Massie notes that the United States has sometimes fallen short of the Founder's ideals, in rather big ways, but that doesn't mean the United States is not worthy, or not a country to emulate.
Here is an exerpt:
The mission cannot be accused of selling itself short. It is, as the 2002 US National Security Strategy put it, "to bring the hope of democracy, development, free markets and free trade to every corner of the world". Heady stuff, indeed. Will it work? It's impossible to say. But you either believe in these values or you don't. And if you do, it seems incumbent upon you to do what you can to promote them. To do otherwise is to deny the less fortunate citizens of the world the luxuries of freedom we take for granted.And:
But it is also important to say, this 4 July , that one need not have ever visited the US to feel in tune with what it means to be an American. It is an empire of the mind (and the imagination) as much as it is a military and economic superpower. The principles of the American Revolution remain sound.

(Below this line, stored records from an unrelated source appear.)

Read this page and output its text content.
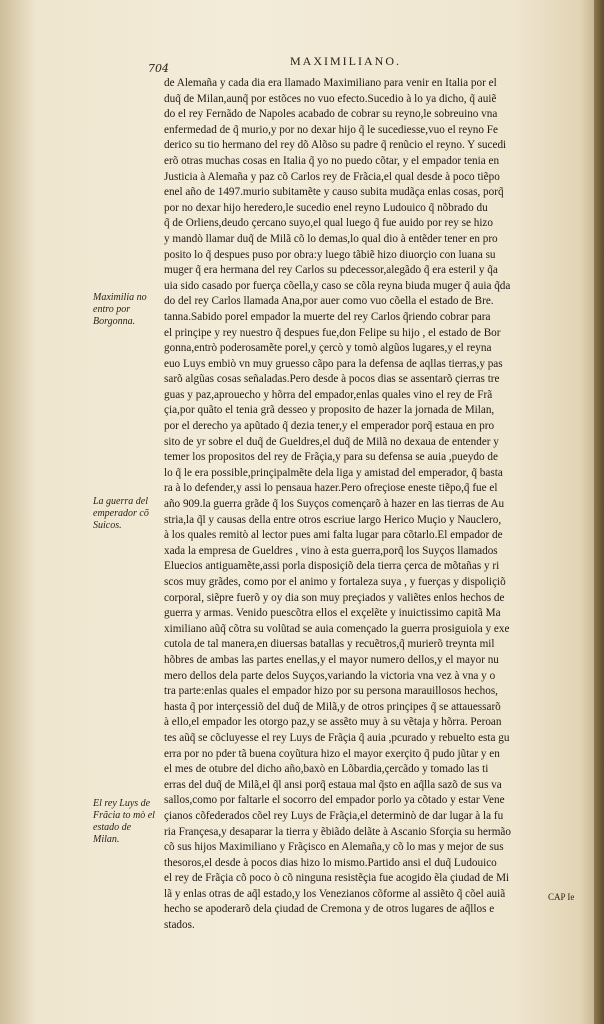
704
MAXIMILIANO.
de Alemaña y cada dia era llamado Maximiliano para venir en Italia por el
duq̃ de Milan,aunq̃ por estõces no vuo efecto.Sucedio à lo ya dicho, q̃ auiẽ
do el rey Fernãdo de Napoles acabado de cobrar su reyno,le sobreuino vna
enfermedad de q̃ murio,y por no dexar hijo q̃ le sucediesse,vuo el reyno Fe
derico su tio hermano del rey dõ Alõso su padre q̃ renũcio el reyno. Y sucedi
erõ otras muchas cosas en Italia q̃ yo no puedo cõtar, y el empador tenia en
Justicia à Alemaña y paz cõ Carlos rey de Frãcia,el qual desde à poco tiẽpo
enel año de 1497.murio subitamẽte y causo subita mudãça enlas cosas, porq̃
por no dexar hijo heredero,le sucedio enel reyno Ludouico q̃ nõbrado du
q̃ de Orliens,deudo çercano suyo,el qual luego q̃ fue auido por rey se hizo
y mandò llamar duq̃ de Milã cõ lo demas,lo qual dio à entẽder tener en pro
posito lo q̃ despues puso por obra:y luego tãbiẽ hizo diuorçio con luana su
muger q̃ era hermana del rey Carlos su pdecessor,alegãdo q̃ era esteril y q̃a
uia sido casado por fuerça cõella,y caso se cõla reyna biuda muger q̃ auia q̃da
do del rey Carlos llamada Ana,por auer como vuo cõella el estado de Bre.
tanna.Sabido porel empador la muerte del rey Carlos q̃riendo cobrar para
el prinçipe y rey nuestro q̃ despues fue,don Felipe su hijo , el estado de Bor
gonna,entrò poderosamẽte porel,y çercò y tomò algũos lugares,y el reyna
euo Luys embiò vn muy gruesso cãpo para la defensa de aqllas tierras,y pas
sarõ algũas cosas señaladas.Pero desde à pocos dias se assentarõ çierras tre
guas y paz,aprouecho y hõrra del empador,enlas quales vino el rey de Frã
çia,por quãto el tenia grã desseo y proposito de hazer la jornada de Milan,
por el derecho ya apũtado q̃ dezia tener,y el emperador porq̃ estaua en pro
sito de yr sobre el duq̃ de Gueldres,el duq̃ de Milã no dexaua de entender y
temer los propositos del rey de Frãçia,y para su defensa se auia ,pueydo de
lo q̃ le era possible,prinçipalmẽte dela liga y amistad del emperador, q̃ basta
ra à lo defender,y assi lo pensaua hazer.Pero ofreçiose eneste tiẽpo,q̃ fue el
año 909.la guerra grãde q̃ los Suyços començarõ à hazer en las tierras de Au
stria,la q̃l y causas della entre otros escriue largo Herico Muçio y Nauclero,
à los quales remitò al lector pues ami falta lugar para cõtarlo.El empador de
xada la empresa de Gueldres , vino à esta guerra,porq̃ los Suyços llamados
Eluecios antiguamẽte,assi porla disposiçiõ dela tierra çerca de mõtañas y ri
scos muy grãdes, como por el animo y fortaleza suya , y fuerças y dispoliçiõ
corporal, siẽpre fuerõ y oy dia son muy preçiados y valiẽtes enlos hechos de
guerra y armas. Venido puescõtra ellos el exçelẽte y inuictissimo capitã Ma
ximiliano aũq̃ cõtra su volũtad se auia començado la guerra prosiguiola y exe
cutola de tal manera,en diuersas batallas y recuẽtros,q̃ murierõ treynta mil
hõbres de ambas las partes enellas,y el mayor numero dellos,y el mayor nu
mero dellos dela parte delos Suyços,variando la victoria vna vez à vna y o
tra parte:enlas quales el empador hizo por su persona marauillosos hechos,
hasta q̃ por interçessiõ del duq̃ de Milã,y de otros prinçipes q̃ se attauessarõ
à ello,el empador les otorgo paz,y se assẽto muy à su vẽtaja y hõrra. Peroan
tes aũq̃ se cõcluyesse el rey Luys de Frãçia q̃ auia ,pcurado y rebuelto esta gu
erra por no pder tã buena coyũtura hizo el mayor exerçito q̃ pudo jũtar y en
el mes de otubre del dicho año,baxò en Lõbardia,çercãdo y tomado las ti
erras del duq̃ de Milã,el q̃l ansi porq̃ estaua mal q̃sto en aq̃lla sazõ de sus va
sallos,como por faltarle el socorro del empador porlo ya cõtado y estar Vene
çianos cõfederados cõel rey Luys de Frãçia,el determinò de dar lugar à la fu
ria Françesa,y desaparar la tierra y ẽbiãdo delãte à Ascanio Sforçia su hermão
cõ sus hijos Maximiliano y Frãçisco en Alemaña,y cõ lo mas y mejor de sus
thesoros,el desde à pocos dias hizo lo mismo.Partido ansi el duq̃ Ludouico
el rey de Frãçia cõ poco ò cõ ninguna resistẽçia fue acogido ẽla çiudad de Mi
lã y enlas otras de aq̃l estado,y los Venezianos cõforme al assiẽto q̃ cõel auiã
hecho se apoderarõ dela çiudad de Cremona y de otros lugares de aq̃llos e
stados.
Maximilia no entro por Borgonna.
La guerra del emperador cõ Suicos.
El rey Luys de Frãcia to mò el estado de Milan.
CAP Ie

The World Trade Centre no longer stands, but the language of the Declaration of Independence and the Bill of Rights does.Massie concludes:
No other country has embedded the "pursuit of happiness" - the great goal of mankind - in the foundations of the state; nowhere else is the idea of liberty so revered. There is such a thing as an American sensibility and it can be felt from the Baltic to the Pacific.
Could the United States be doing better? Wrong question. If not America, then who? No-one, that's who. At its best, America and American ideals remain, in Lincoln's famous words, "the last, best hope of mankind". The United States still believes in a place called hope. As it celebrates its 229th birthday today, we should too.